There are many areas of the body that can cause shoulder pain. The location of the pain is important in helping to determine where the pain is coming from. If your pain is below the point of your shoulder then the shoulder joint is possibly involved.
However, if the pain is on the neck side of the point of your shoulder then the cervical spine, thoracic spine, acromioclavicular and sternoclavicular joints do need to be excluded as possible causes.
The most important message when understanding pain in the shoulder is that the shoulder is best viewed as a complex of joints rather than one joint in isolation. Any of the areas I have mentioned above can result in pain in your shoulder or further down your arm.
The best approach is to have an assessment by your therapist to determine the cause of your pain. They will be able to direct you if you require scans or a specialist review.
Ever wondered if your shoulder pain requires an ultrasound to help with diagnosis? More often than not it doesn’t. Ultrasounds have been found to be useful in diagnosing full tears of the rotator cuff but less effective in diagnosing partial tears. However, ultrasounds are just as effective in detecting full tears compared to an MRI
A physio is trained to assess your shoulder thoroughly and is able to detect if a tear is present. If after a few treatments, your shoulder is not improving an ultrasound can then be useful in determining the severity of any tears and what further management is required.
Whiplash is an acceleration-deceleration mechanism of injury to the neck where there is associated rapid flexion/extension of the neck. It most commonly happens in motor vehicle accidents especially when there is no headrest or airbag present.
Whiplash can potentially affect bony, ligamentous, neurological and muscle structures.
The main symptoms can include neck pain and headaches. Other symptoms may include neurological symptoms, dizziness, tinnitus and visual disturbances.
The most recent and strongest supporting evidence for physiotherapy treatment of whiplash is early mobilisation and exercise programs. It is recommended not to wear a collar if there is no evidence of fractures or ligament tearing.
Prognosis is variable depending on the severity of the initial injury. However outcomes are generally positive.
Studies have shown that people who are positive about recovery and resume their normal activities earlier and as tolerated may recover faster than those who markedly alter or reduce their activity level for a period.
At Fountain Gate Physiotherapy we encourage and support patients to stay active and resume work as soon as possible.
90% of us will have some form of osteoarthritic or degenerative joint change by the time we turn 40. One of the most common joints affected is the knee and can result in a great deal of functional loss.
Common areas of pain in the knee are at the front of the knee, inner portion of the knee and the rear of the knee joint. Common aggravating factors for knee arthritis include difficulty squatting, ascend/descending stairs, and sitting for prolonged periods.
Treatment techniques that have been found to be useful in managing the pain include physiotherapy manual techniques, ice on acute swelling, heat for stiffness, paracetamol, NSAIDS, hydrotherapy, activity modification and weight-loss.
Below are some simple exercises to help strengthen areas to help these forms of arthritic knee pain.
Bridging – lying on your back on the floor with your knees bent up. Lift your bottom off the floor. Repeat 30 times. If you have pain in your lower back whilst doing this exercise then do not lift your bottom as far.
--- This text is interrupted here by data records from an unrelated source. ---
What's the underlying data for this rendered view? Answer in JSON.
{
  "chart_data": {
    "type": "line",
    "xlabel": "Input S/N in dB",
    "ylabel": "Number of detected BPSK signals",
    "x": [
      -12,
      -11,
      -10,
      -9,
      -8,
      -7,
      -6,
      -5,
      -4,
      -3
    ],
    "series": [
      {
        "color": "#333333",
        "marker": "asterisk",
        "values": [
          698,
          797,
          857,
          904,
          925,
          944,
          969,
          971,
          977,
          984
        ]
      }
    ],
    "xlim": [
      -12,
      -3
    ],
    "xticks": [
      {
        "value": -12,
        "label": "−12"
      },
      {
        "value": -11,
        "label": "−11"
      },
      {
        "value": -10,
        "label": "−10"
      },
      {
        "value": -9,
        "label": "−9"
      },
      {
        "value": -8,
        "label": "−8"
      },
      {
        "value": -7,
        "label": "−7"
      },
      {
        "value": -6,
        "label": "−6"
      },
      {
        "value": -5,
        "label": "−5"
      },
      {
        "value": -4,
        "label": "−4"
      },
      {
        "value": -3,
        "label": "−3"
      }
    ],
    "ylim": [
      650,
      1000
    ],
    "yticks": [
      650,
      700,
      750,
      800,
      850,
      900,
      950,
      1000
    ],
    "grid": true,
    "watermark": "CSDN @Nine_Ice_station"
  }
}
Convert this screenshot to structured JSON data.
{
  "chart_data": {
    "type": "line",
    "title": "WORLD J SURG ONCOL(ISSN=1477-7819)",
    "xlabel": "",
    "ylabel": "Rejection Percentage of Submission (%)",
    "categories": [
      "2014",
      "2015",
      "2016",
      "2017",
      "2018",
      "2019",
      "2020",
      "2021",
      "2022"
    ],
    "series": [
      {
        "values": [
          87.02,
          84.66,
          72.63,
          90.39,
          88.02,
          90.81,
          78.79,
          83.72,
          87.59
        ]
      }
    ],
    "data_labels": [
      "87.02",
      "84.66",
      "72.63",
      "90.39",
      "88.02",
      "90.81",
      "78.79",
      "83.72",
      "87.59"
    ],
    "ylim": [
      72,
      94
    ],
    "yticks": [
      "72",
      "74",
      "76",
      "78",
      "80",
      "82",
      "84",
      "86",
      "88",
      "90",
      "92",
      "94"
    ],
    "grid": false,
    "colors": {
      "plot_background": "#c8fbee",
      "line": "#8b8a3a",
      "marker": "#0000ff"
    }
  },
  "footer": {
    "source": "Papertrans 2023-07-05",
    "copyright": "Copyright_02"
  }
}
If you find the exercise easy perform using one leg only with the other leg in the air.
Clamshell – lying on your side with your knees bent up. Keeping your feet together and make sure you do not move at your pelvis and stay on your side. Lift your upper knee towards the ceiling, like a book opening. Repeat 30 times.
Straight leg raise – lying on your back straighten your knee as hard as you can. Keeping your knee straight, lift your leg about 20cm or 10 inches. Repeat 30 times.
Mini squats – stand in front of a chair. Imagine you are sitting down and slowly lower yourself towards the chair. Only lower about 1/3 of the way and then return to straight. Repeat 30 times. This exercise is the most likely exercise to aggravate your pain. Only squat to a depth that is pain free. Do not go further than the first point of pain.
Calf raises – standing up, slowly lift your heels off the ground raising up onto your toes. Lower back to the ground. Repeat 30 times.
If you find the exercise is too easy, you can make it harder by increasing the number of repetitions.
If you have any form of giving way in your knee or swelling you should discuss with your doctor or health professional before beginning these exercises. If you have pain whilst performing or after completing the exercises then stop and consult your physiotherapist.